Second, this ideological position is a mixed blessing. The ambiguities of what it means to be a patriotic militia protect it from annihilation – the militias can appeal to the symbols and language of the Constitution, claiming that seek to preserve and uphold the system rather than overthrow it. This is a key reason why large numbers of politicized men with guns are able to operate without attracting the kind of massive crackdowns that a similarly-sized/-armed group of Islamists or Communists would immediately face. Perhaps to their horror, they occupy a similar position as certain Islamist armed groups in Pakistan – unsavory, problematic, but tolerable.
Yet, like with loyalist paramilitaries in Northern Ireland, this leads them to attract lower-quality recruits – the formal state security forces are the natural place for highly motivated, educated, and skilled potential recruits seeking to preserve the republic (however, it’s worth noting that a good number of the militia members seem to be former enlisted military).
Though there is surely a lot of variation, one doesn’t get the sense that many of these recruits have articulated a clear political agenda or are able to draw on substantial political, intellectual, or economic resources. Trotskys and Kagames seem scarce. The Mother Jones article clearly identifies the potential dangers of recruiting from this kind of pool: too many unstable, poorly disciplined, and/or unsuccessful individuals who get an adrenaline kick out of playing war, too few of the committed leaders that Reno and Weinstein have identified as crucial for forging enduring rebellion in African civil wars.
Third, this is a hugely fractured movement, rife with rivalries and divisions. Such fragmentation helps militias avoid being perceived as major threats, but limits the movement’s organizational potential. There is no obvious unifying force that can turn localized pockets of discontent into a coherent armed force – depending which militia we’re talking about, these look like what I refer to in my book as fragmented or vanguard groups, with maybe a few parochial groups that draw on specific localities favorable to militia politics.

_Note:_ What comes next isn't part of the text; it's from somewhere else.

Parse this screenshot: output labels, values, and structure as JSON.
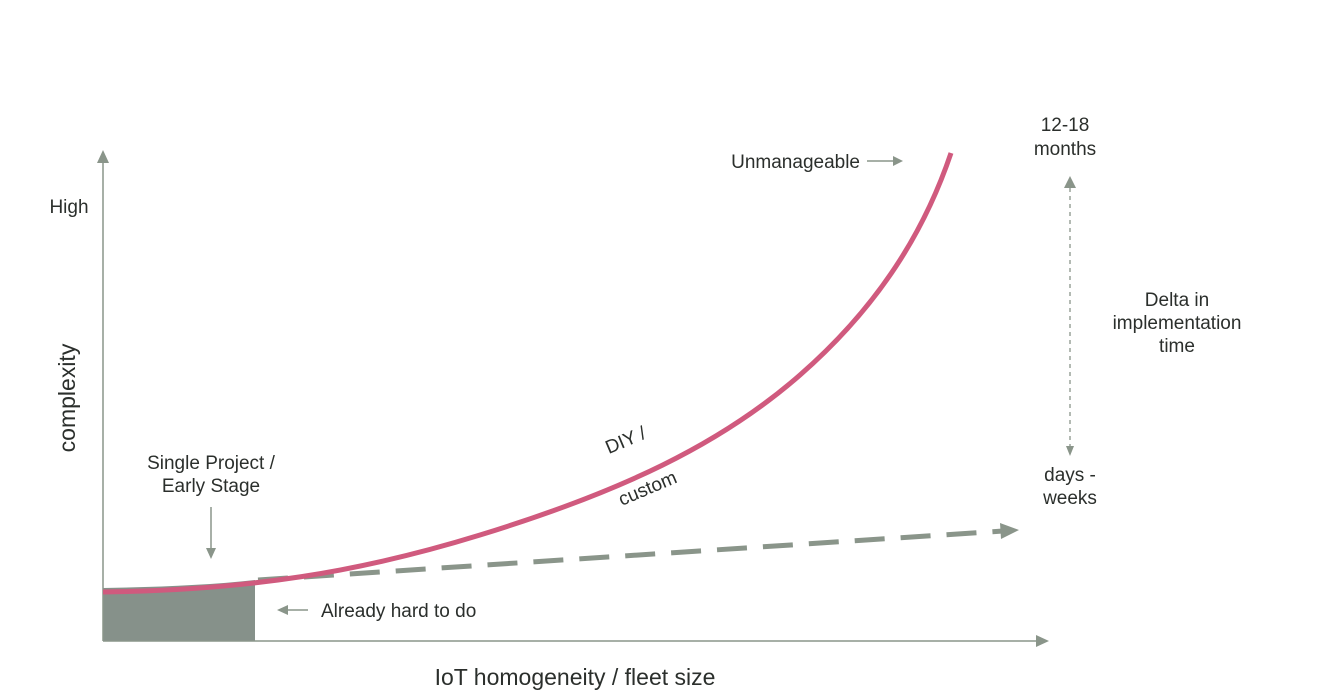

Without links to parties, social movements, or political entrepreneurs, and in the face of a coherent central security apparatus, this challenge will be enormously difficult to overcome. Nevertheless, potential remains for the various factions and micro-groups to carry out operations that could involve violence or escalation into broader conflict.
Fourth, and finally, this is a reminder that the United States has a long history of political violence: riots, lynching, militias, violent leftist radicals, the KKK, the police, ethnic cleansing, the FBI, etc are all part of American politics. Violence isn’t just something that just happens in the “developing world,” but instead has been central to the formation of our state and society. The American political “mainstream” has been defined by these struggles, and it (and the formal institutions and processes that receive so much study) are garrisoned and made possible by huge, if highly decentralized, security forces. All of this is worth far more attention than it gets.